Il faut aussi connaître son ennemi. Cela revient le plus souvent à connaitre les doctrines employées par les armées qu’on est censé affronter. Celles-ci façonnent largement la manière d’agir de ceux qui les commandent et de leurs forces. Tout au long de l’ouvrage l’auteur fait référence aux diverses doctrines en vigueur dans les armées françaises ou américaines, mais aussi, aussi surprenant que cela puisse paraître dans l’armée soviétique. On peut ainsi les comparer et apprécier la manière dont elles ont pu influencer les diverses interventions armées de ces dernières années, en particulier pour la doctrine militaire américaine.

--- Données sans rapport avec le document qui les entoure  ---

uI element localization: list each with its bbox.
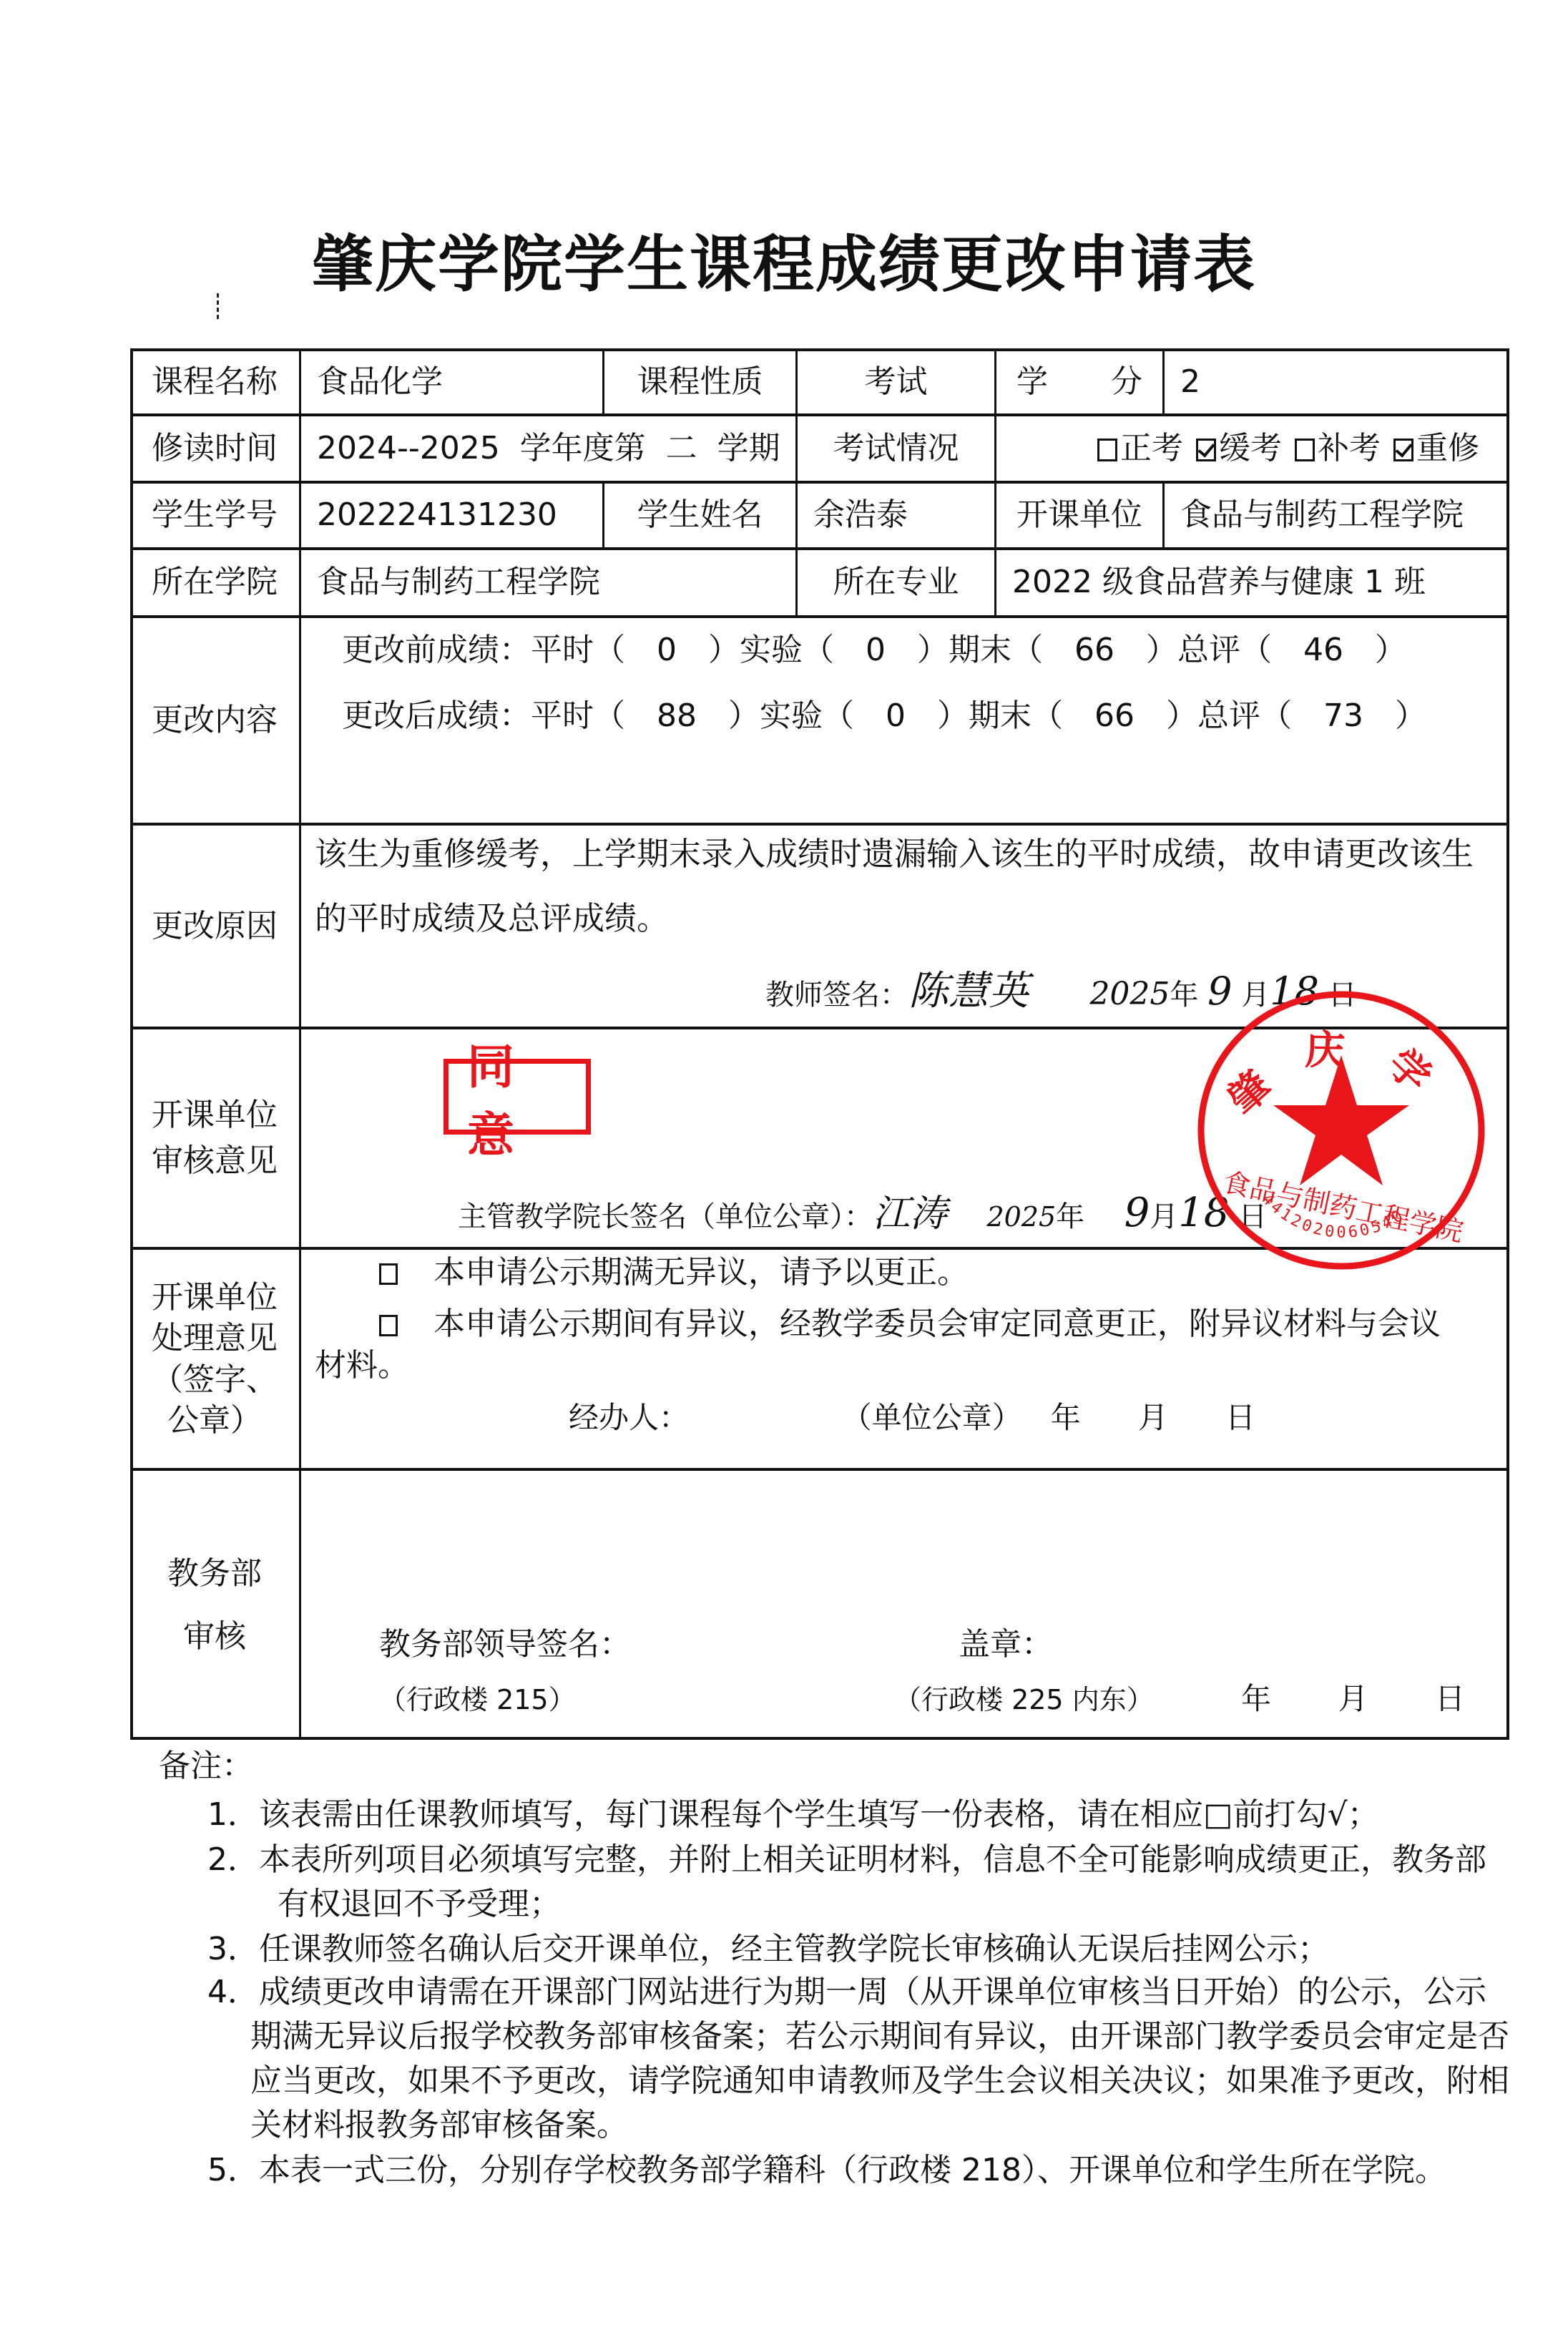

Réfléchir sur la doctrine ennemie semble plus difficile lorsque l’on est opposé à des combattants irréguliers (un ennemi non structuré). Pourtant, on peut trouver un certain nombre de points communs aux modes d’actions de telles forces qui permettent de dresser une liste d’options possibles, tout au moins au niveau tactique.

Enfin, la maîtrise du temps est essentielle au succès de l’opération. Il s’agit de connaître la durée d’efficacité des troupes (le temps qu’elles peuvent combattre, ou celui nécessaire pour effectuer un trajet) ainsi que la fréquence avec laquelle on peut leur demander de reproduire leur effort. C’est en fonction de cela que seront définis la séquence des opérations et le moment le plus opportun pour saisir l’initiative et imposer son effet majeur à l’adversaire. Celui-ci garantissant alors la victoire.

La preuve par l’exemple.

L’auteur illustre son ouvrage de 38 vignettes réparties dans les différents chapitres Autant d’exemples historiques qui permettent d’appuyer un raisonnement selon lequel les conflits futurs ne seront pas tous des conflits asymétriques mais plutôt des guerres lacunaires comme l’ont été la guerre de sécession ou les conflits napoléoniens. En effet, l’évolution des technologies, la réduction du format de la plupart des forces armées, rend peu probable (dans un premier temps du moins), la formation de fronts linéaires comme on l’avait vu lors des deux derniers conflits mondiaux. De plus, l’échelle choisie (le niveau tactique) rend transposable aux conflits asymétriques les théories de l’auteur.

Les parties de l’ouvrage consacrées à l’offensive et à la défensive permettent également de passer en revue toutes les postures possibles en matière de combat. Comme il se doit, c’est la partie la plus illustrée par des « coups » illustres.

En conclusion

 

L’ouvrage du général Yakovleff est avant tout destiné à des militaires. Il fait partie des ouvrages destinés à rentrer dans toute bibliothèque stratégique

Mais la richesse de son propos, la présence de nombreux exemples historiques et de schémas, le rend accessible à ceux qui sont intéressés par l’histoire militaire ou qui voudraient comprendre les dynamiques des affrontements contemporains. De par l’importance accordée à l’importance du facteur humain (pour la prise de décision ultime, pour l’aspect moral) et à la saisie de l’initiative font qu’une grande partie de son raisonnement pourrait être intéressante à tout amateur de stratégie, sportif ou joueur de wargame.